I had the best snacks, the best clothes, the best friends and to top it all off, I was the smartest girl in my year. I even had to be the most well behaved child at home. Yes, I did it; I got accepted into one of the top notch high schools in the country. I did it all for my parents, my teachers, my family, and my friends but not for me. It was all incredibly stressful and exhausting. And as soon as I was done with primary school life, something in me clicked. I would no longer be driven by perfect grades.
The day I got the acceptance letter to that high school, I broke down in disappointed tears. My mother was in tears of joy. And pride. I adamantly refused to go an exclusive all girls’ high school. But my parents would hear none of it. Maybe in the back of my mind, I knew I could not cope once more with trying to be the best. I could not handle the pressure. I just wanted to be average. Normal and forgettable. And the moment I set foot there, came my new obsession with underachieving. I would never have to apply myself ever again. This was my way of rebelling against my parents and their constricting expectations.

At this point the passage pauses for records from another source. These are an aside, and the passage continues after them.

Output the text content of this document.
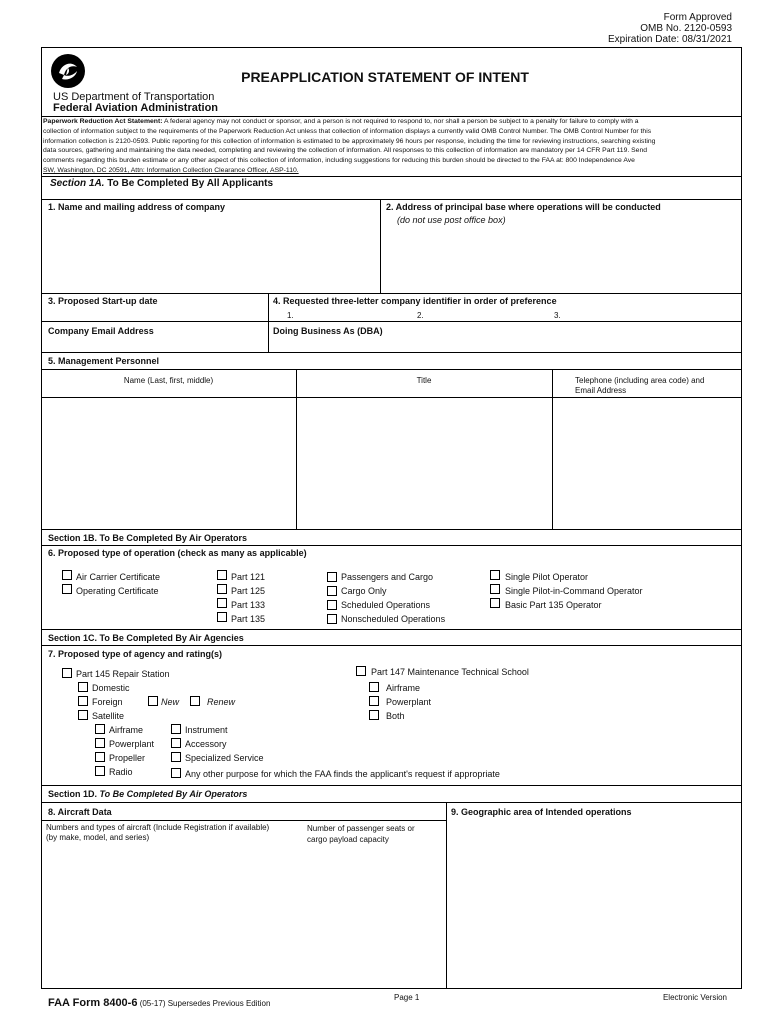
Form Approved
OMB No. 2120-0593
Expiration Date: 08/31/2021
PREAPPLICATION STATEMENT OF INTENT
US Department of Transportation
Federal Aviation Administration
Paperwork Reduction Act Statement: A federal agency may not conduct or sponsor, and a person is not required to respond to, nor shall a person be subject to a penalty for failure to comply with a
collection of information subject to the requirements of the Paperwork Reduction Act unless that collection of information displays a currently valid OMB Control Number. The OMB Control Number for this
information collection is 2120-0593. Public reporting for this collection of information is estimated to be approximately 96 hours per response, including the time for reviewing instructions, searching existing
data sources, gathering and maintaining the data needed, completing and reviewing the collection of information. All responses to this collection of information are mandatory per 14 CFR Part 119. Send
comments regarding this burden estimate or any other aspect of this collection of information, including suggestions for reducing this burden should be directed to the FAA at: 800 Independence Ave
SW, Washington, DC 20591, Attn: Information Collection Clearance Officer, ASP-110.
Section 1A. To Be Completed By All Applicants
1. Name and mailing address of company	2. Address of principal base where operations will be conducted
(do not use post office box)
3. Proposed Start-up date	4. Requested three-letter company identifier in order of preference
1.	2.	3.
Company Email Address	Doing Business As (DBA)
5. Management Personnel
Name (Last, first, middle)	Title	Telephone (including area code) and
Email Address
Section 1B. To Be Completed By Air Operators
6. Proposed type of operation (check as many as applicable)
Air Carrier Certificate
Operating Certificate
Part 121
Part 125
Part 133
Part 135
Passengers and Cargo
Cargo Only
Scheduled Operations
Nonscheduled Operations
Single Pilot Operator
Single Pilot-in-Command Operator
Basic Part 135 Operator
Section 1C. To Be Completed By Air Agencies
7. Proposed type of agency and rating(s)
Part 145 Repair Station
Domestic
Foreign	New	Renew
Satellite
Airframe
Powerplant
Propeller
Radio
Instrument
Accessory
Specialized Service
Any other purpose for which the FAA finds the applicant's request if appropriate
Part 147 Maintenance Technical School
Airframe
Powerplant
Both
Section 1D. To Be Completed By Air Operators
8. Aircraft Data
Numbers and types of aircraft (Include Registration if available)
(by make, model, and series)
Number of passenger seats or
cargo payload capacity
9. Geographic area of Intended operations
FAA Form 8400-6 (05-17) Supersedes Previous Edition
Page 1	Electronic Version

Of course this had its downside. I was always being punished for being lazy or late. I just did not care. And could not possibly understand why every other girl in that pretentious school wanted to be the best in everything. In class, during sports, on hygiene checks and of all things, gardening. There were so many times that I came last in the aforementioned activities and got laughed at to boot. It hurt obviously but this was a very new feeling in my life and I secretly cherished not having the pressure of being pushed to flawlessness. Failure was a good look on me.
Eventually I transferred to a ‘better’ environment in my eyes, not really in my parents’. Of course this was after countless tears and oodles of pleading. They believed my new private school was for spoilt lazy brats. And in truth maybe it was, but I never enjoyed my teenage years more. The teachers were inspiring and well paid. The students were more concerned with their social lives rather than academia. Our halls were filled with short skirts and makeup, music in headphones, make out rendezvous. It was heaven for any teenager. And I settled in perfectly.
From here I learned the type of person I was, a nerd yes with her equally freak and geek friends but so happy nevertheless. I learnt it was more than okay not to be perfect. That I would still find kindred spirits and even have my first romances. And that shaped the character I am today. I do get times when I feel that I should want more in life, the best job, a wonderful rich man but I pace myself, knowing that what I am doing now is exactly what I need. That even if I still do not fit into anyone else’s mould of how life should be in your mid twenties, this is more than good enough for me.